The LuxLeaks scandals brought to light how multinationals in the EU avoided paying millions of dollars in corporate taxes. A year after, the OECD presented the final package of the international tax reforms discussed previously by the G20 finance ministers. One of its key focuses is the amendment of the IP (intellectual property) regime, such as the patent box regime, so it can create real activity, as opposed to only a way to shift profits for multinationals. The question now is whether the changes will spur growth or not.
This package follows up on the 2013 G20/OECD Action Plan on Base Erosion and Profit Shifting (“BEPS”), which identified 15 actions to put an end to international tax avoidance. It aims at providing governments with solutions for closing loopholes that allow “corporate profits to ‘disappear’ or be artificially shifted to low/no tax environments” where no economy translation of these movements takes place.
Potentially harmful preferential tax regimes remain the current concern of the OECD BEPS. A tax regime is considered harmful as long as it answers positively to one of the following three questions: 1) Does business shift activity from one country to the one providing the preferential tax regime, without generating significant new activity; 2) Does the presence and level of activities in the host country not measure up with the amount of investment or income; 3) Is the preferential regime the primary motivation for the location of an activity.
And as it happens, the ousted UK patent tax regime tests positive for question one and three.
Introduced in 2013, the UK’s Patent Box tax incentive provided a lower tax rate (10 %) to UK companies that were exploiting patented IP (intellectual property) rights. What was first a means to encourage innovation and retain (attract) innovative activities became simply a way for multinationals to shift their patent-derived income from another country to the UK in order to claim tax break. Not only creators of new technology but even owners of patents qualified for the regime, as long as some work was done to exploit the patent in the UK.
Also, the level of tax relief was not linked to the significance of the patent to the product or process.
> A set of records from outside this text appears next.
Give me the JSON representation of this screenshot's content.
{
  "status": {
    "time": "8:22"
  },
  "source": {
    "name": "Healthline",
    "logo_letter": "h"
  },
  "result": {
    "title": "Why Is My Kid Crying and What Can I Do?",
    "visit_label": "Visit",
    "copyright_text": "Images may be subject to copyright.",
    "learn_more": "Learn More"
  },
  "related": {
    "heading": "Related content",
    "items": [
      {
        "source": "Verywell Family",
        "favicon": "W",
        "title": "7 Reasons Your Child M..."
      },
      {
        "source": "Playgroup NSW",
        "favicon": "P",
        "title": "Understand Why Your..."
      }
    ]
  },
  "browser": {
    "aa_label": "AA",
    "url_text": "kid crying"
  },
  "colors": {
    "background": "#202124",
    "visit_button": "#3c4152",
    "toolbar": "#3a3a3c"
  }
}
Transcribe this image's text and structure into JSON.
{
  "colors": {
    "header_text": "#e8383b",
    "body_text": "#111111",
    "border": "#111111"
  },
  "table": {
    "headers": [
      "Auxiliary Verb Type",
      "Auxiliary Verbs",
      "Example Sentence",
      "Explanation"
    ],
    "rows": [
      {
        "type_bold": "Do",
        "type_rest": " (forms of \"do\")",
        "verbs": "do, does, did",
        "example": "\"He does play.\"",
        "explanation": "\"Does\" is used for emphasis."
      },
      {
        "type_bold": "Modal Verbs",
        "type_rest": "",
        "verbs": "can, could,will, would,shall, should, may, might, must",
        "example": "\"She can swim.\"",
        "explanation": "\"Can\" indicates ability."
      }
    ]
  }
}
As long as any part of the product was linked to a patent, all the profits arising from its commercialization could benefit from the lowered tax.
This preferential regime came under fire in 2014 prompting an investigation into patent box practices. Things came to an end after Germany – the fiercest instigator of the inquiry, and the UK came to an agreement and drafted a proposal to amend the existing IP tax régime. Namely, a proposal based on the nexus approach.
According to this approach, there must be a direct and genuine link between the income and the activity contributing to that income. This means that income subject to reduced taxes can only be derived from patents that the business has developed or helped develop personally. The current UK Patent Box regime will henceforth close to new entrants by 30 June 2016 and will be abolished by 30 June 2021. On the other hand, the new regime takes place at the same time as entrance closes.
So now that the UK tax regime attracts real activity, it should support growth and innovation. A country has two reasons to introduce a patent box: encouraging innovation or attracting (retaining) innovative activities. Is this new regime really helping with that?
When we look closely, the nexus approach has the potential to decrease the harmful tax effects of patent boxes on patent location and to raise the level of local innovation. However, there is the issue of the long waiting period before adopting the new regime, rendering the mitigation effects of the new nexus approach quite ineffective. People can still enroll into the old regime until June 2016 and benefit from it until 2021. If a number of businesses piled up into the old regime instead of waiting for the new regime entrance (also June 2016), the scope of the amendment will be affected. The end result will be a lessening of the only positive impact of the nexus approach.
Preferential treatments do attracts innovative activity, and Patent boxes are no exception. Only, the effect varies according to sectors. Bigger firms would be more inclined to use it, for example, or extensive patent companies (pharmaceuticals). This engenders a bias that is likely to create distortion in the British innovative system.
I do not contest the idea that the patent box is a strong idea. After all, the UK faced a growth crisis in 2013. The country was in dire need of an economy rebalancing towards productive entrepreneurship and the creation of new products and services. Only, this initiative, even after its amendment, doesn’t have enough empirical evidence that it serves another purpose aside from benefiting tax competition.
Still, some measures can still be taken to mitigate the role of patent box on tax competition. For instance, by changing the scheme so it does not include existent patents. Another option would be parallel investments to its knowledge economy. As the Work Foundation and the Big Innovation Centre argue, the “UK can not hope to maintain its living standards by competing in the world as a low-cost destination”. It should instead look for ways to develop the collaborative activity of its knowledge economy and make the British innovative system the real motor of value creation. That would certainly attract foreign investment. One would be motivated to come to the UK for the sake of achieving a particular goal, and not because it’s a ‘’cheap’’ tax destination.